Her story: "I was a small girl when the Civil War broke out, but I
remember it distinctly. I also remember the whisperings among the
slaves--their talking of the possibility of freedom.

"My father was a very large, powerful man. During his master's absence,
in '63 or '64, a colored foreman on the Hines Holt place once undertook
to whip him; but my father wouldn't allow him to do it. This foreman
then went off and got five big buck Negroes to help him whip father, but
all six of them couldn't 'out-man' my daddy! Then this foreman shot my
daddy with a shot-gun, inflicting wounds from which he never fully
recovered.

"In '65, another Negro foreman whipped one of my little brothers. This
foreman was named Warren. His whipping my brother made me mad and when,
a few days later, I saw some men on horseback whom I took to be Yankees,
I ran to them and told them about Warren--a common Negro slave--whipping
my brother. And they said, 'well, we will see Warren about that.' But
Warren heard them and took to his heels! Yes, sir, he flew from home,
and he didn't come back for a week! Yes, sir, I sholy scared that Negro
nearly to death!

"My father's father was a very black, little, full-blooded, African
Negro who could speak only broken English. He had a son named Adam, a
brother of my father, living at Lochapoka, Ala. In 1867, after freedom,
this granpa of mine, who was then living in Macon, Georgia, got mad with
his wife, picked up his feather bed and toted it all the way from Macon
to Lochapoka! Said he was done with grandma and was going to live with
Adam. A few weeks later, however, he came back through Columbus, still
toting his feather bed, returning to grandma in Macon. I reckon he
changed his mind. I don't believe he was over five feet high and we
could hardly understand his talk.

"Since freedom, I have lived in Mississippi and other places, but most
of my life has been spent right in and around Columbus. I have had one
husband and no children. I became a widow about 35 years ago, and I have
since remained one because I find that I can serve God better when I am
not bothered with a Negro man."

Mary Gladdy claims to have never attended school or been privately
taught in her life. And she can't write or even form the letters of the
alphabet, but she gave her interviewer a very convincing demonstration
of her ability to read. When asked how she mastered the art of reading,
she replied: "The Lord revealed it to me."

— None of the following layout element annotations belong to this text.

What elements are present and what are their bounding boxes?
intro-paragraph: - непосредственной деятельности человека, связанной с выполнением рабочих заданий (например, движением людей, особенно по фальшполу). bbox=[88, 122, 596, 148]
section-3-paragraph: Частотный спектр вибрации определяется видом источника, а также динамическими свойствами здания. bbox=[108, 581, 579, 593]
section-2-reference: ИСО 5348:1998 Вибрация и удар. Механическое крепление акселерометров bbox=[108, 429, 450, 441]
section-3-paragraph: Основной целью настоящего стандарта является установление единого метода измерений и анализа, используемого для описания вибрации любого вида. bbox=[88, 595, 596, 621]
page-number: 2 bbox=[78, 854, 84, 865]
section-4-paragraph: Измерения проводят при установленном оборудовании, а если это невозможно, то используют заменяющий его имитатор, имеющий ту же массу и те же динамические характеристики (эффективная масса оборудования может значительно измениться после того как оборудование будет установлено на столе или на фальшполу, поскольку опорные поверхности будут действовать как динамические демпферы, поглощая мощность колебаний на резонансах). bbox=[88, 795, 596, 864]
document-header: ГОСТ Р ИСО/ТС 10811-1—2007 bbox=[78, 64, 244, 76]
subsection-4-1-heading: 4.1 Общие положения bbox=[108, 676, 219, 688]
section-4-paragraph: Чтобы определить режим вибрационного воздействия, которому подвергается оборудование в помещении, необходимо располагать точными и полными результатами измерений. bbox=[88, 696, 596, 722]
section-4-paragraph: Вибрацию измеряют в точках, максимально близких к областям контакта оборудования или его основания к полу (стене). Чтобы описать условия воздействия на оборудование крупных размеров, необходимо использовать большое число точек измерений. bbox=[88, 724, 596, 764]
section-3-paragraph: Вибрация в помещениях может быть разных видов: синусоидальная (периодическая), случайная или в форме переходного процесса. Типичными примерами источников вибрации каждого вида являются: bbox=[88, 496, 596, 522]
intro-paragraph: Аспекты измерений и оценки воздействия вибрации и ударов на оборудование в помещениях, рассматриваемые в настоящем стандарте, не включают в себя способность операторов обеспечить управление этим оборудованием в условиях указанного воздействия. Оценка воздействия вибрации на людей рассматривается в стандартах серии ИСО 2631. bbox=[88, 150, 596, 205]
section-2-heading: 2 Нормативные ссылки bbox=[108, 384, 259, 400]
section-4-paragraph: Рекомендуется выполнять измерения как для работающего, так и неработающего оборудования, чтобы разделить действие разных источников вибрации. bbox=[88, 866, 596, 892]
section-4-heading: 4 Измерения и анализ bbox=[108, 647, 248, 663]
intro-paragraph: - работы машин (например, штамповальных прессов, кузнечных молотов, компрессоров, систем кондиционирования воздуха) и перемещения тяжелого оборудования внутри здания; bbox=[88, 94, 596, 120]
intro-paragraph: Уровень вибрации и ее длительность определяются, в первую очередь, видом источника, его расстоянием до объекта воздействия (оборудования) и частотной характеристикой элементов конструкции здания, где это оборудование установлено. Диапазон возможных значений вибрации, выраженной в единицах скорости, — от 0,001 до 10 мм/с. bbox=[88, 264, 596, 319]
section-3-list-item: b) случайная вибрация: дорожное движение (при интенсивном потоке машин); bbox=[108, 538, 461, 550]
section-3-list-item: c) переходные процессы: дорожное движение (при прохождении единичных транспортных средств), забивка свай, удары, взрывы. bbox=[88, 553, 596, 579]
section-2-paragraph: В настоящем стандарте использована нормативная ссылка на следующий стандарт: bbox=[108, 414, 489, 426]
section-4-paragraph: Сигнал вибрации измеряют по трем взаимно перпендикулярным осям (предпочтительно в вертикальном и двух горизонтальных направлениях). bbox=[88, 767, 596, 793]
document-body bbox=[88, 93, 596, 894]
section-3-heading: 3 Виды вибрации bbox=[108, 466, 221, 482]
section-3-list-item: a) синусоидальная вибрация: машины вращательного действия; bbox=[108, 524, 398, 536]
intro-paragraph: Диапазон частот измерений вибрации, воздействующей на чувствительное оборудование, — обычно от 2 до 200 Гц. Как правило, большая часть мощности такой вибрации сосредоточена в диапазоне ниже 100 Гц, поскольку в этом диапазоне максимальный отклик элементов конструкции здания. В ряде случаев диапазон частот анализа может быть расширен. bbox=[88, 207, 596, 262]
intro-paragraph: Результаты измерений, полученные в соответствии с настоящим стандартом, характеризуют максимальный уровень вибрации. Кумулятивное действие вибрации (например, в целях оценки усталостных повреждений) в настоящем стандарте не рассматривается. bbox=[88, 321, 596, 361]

For more than thirty years, the Lord has been revealing his work, and
many other things, to Mary Gladdy. For more than twenty years, she has
been experiencing "visitations of the spirit". These do not occur with
any degree of regularity, but they do always occur in "the dead hours of
the night" after she has retired, and impel her to rise and write in an
unknown hand. These strange writings of her's now cover eight pages of
letter paper and bear a marked resemblance to crude shorthand notes.
Off-hand, she can "cipher" (interpret or translate) about half of these
strange writings; the other half, however, she can make neither heads
nor tails of except when the spirit is upon her. When the spirit eases
off, she again becomes totally ignorant of the significance of that
mysterious half of her spirit-directed writings.

"Aunt" Mary appears to be very well posted on a number of subjects. She
is unusually familiar with the Bible, and quotes scripture freely and
correctly. She also uses beautiful language, totally void of slang and
Negro jargon, "big" words and labored expressions.

She is a seventh Day Adventist; is not a psychic, but is a rather
mysterious personage. She lives alone, and ekes out a living by taking
in washing. She is of the opinion that "we are now living in the last
days"; that, as she interprets the "signs", the "end of time" is drawing
close. Her conversion to Christianity was the result of a hair-raising
experience with a ghost--about forty years ago, and she has never--from
that day to this--fallen from grace for as "long as a minute".

To know "Aunt" Mary is to be impressed with her utter sincerity and, to
like her. She is very proud of one of her grandmothers, Edie Dennis,
who lived to be 110 years old, and concerning whom a reprint from the
Atlanta Constitution of November 10, 1900, is appended. Her story of
Chuck, and the words of two spirituals and one slave canticle which
"Aunt" Mary sang for her interviewer, are also appended.